在一种具体的实施方案中,所述预设问题的确定方法包括:获取所述初始问题;将所述初始问题的id作为第三字段内容,并配置对应的第三字段对所述第三字段内容进行表征;将所述初始问题作为第四字段内容,并配置对应的第四字段对所述第四字段内容进行表征;对所述第三字段和第三字段内容、所述第四字段和第四字段内容进行组合,得到预设问题。In a specific implementation scheme, the method for determining the preset question includes: obtaining the initial question; using the ID of the initial question as the content of the third field, and configuring the corresponding third field to characterize the content of the third field; using the initial question as the content of the fourth field, and configuring the corresponding fourth field to characterize the content of the fourth field; combining the third field and the third field content, and the fourth field and the fourth field content to obtain the preset question.

在一种具体的实施方案中,所述预设答案的确定方法包括:获取所述初始答案;将所述初始答案相对应的所述初始问题的id作为第五字段内容,并配置对应的第五字段对所述第五字段内容进行表征;将所述初始答案作为第六字段内容,并配置对应的第六字段对所述第六字段内容进行表征;将所述初始答案在所述初始内容中的起始位置作为第七字段内容,并配置对应的第七字段对所述第七字段内容进行表征;对所述第五字段和第五字段内容、所述第六字段和第六字段内容、所述第七字段和第七字段内容进行组合,得到预设答案。In a specific implementation scheme, the method for determining the preset answer includes: obtaining the initial answer; taking the ID of the initial question corresponding to the initial answer as the content of the fifth field, and configuring the corresponding fifth field to represent the content of the fifth field; taking the initial answer as the content of the sixth field, and configuring the corresponding sixth field to represent the content of the sixth field; taking the starting position of the initial answer in the initial content as the content of the seventh field, and configuring the corresponding seventh field to represent the content of the seventh field; combining the fifth field and the fifth field content, the sixth field and the sixth field content, and the seventh field and the seventh field content to obtain the preset answer.

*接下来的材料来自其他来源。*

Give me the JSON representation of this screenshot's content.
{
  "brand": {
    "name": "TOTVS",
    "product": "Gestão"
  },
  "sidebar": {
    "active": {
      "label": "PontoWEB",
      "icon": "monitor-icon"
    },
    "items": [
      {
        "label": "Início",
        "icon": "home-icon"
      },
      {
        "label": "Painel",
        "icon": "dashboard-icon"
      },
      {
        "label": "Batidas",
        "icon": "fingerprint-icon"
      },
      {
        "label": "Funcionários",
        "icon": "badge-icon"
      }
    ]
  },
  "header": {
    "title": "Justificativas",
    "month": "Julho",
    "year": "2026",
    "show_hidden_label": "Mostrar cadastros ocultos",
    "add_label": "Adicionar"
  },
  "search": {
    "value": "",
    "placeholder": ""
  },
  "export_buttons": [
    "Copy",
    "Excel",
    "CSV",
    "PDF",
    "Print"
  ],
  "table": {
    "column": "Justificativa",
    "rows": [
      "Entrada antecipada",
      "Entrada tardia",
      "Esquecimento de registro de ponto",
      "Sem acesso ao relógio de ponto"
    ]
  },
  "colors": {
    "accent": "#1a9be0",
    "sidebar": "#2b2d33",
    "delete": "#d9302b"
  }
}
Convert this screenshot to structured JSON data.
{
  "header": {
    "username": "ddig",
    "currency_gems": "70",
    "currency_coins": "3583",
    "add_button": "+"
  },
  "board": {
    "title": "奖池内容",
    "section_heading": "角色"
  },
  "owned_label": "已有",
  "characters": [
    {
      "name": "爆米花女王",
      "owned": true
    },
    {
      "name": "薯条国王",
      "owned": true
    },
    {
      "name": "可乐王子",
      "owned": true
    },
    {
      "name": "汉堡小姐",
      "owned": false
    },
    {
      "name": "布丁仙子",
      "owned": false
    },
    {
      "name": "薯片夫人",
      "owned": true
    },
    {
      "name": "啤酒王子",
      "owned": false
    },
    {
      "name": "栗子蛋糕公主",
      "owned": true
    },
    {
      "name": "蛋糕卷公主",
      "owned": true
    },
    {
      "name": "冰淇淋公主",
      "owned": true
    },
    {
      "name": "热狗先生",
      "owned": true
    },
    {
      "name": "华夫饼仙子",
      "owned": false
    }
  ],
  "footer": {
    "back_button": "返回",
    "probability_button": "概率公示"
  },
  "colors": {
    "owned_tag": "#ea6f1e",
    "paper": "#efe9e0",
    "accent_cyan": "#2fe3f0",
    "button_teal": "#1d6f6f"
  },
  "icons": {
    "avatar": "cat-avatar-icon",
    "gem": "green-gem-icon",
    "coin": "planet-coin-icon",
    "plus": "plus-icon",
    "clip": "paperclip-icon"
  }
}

在一种具体的实施方案中,所述对所述种子指令进行泛化,包括:确定泛化示例;基于所述大语言模型对所述泛化示例的语境学习,利用所述大语言模型对所述种子指令中的语句进行泛化。In a specific implementation, generalizing the seed instruction includes: determining a generalization example; and generalizing the sentences in the seed instruction using the large language model based on contextual learning of the generalization example by the large language model.

在一种具体的实施方案中,所述对所述种子指令进行泛化后,还包括:对泛化后的所述种子指令进行评分,筛选评分值超过预设阈值的所述种子指令作为训练数据。In a specific implementation manner, after generalizing the seed instructions, the method further includes: scoring the generalized seed instructions, and selecting the seed instructions whose scoring values exceed a preset threshold as training data.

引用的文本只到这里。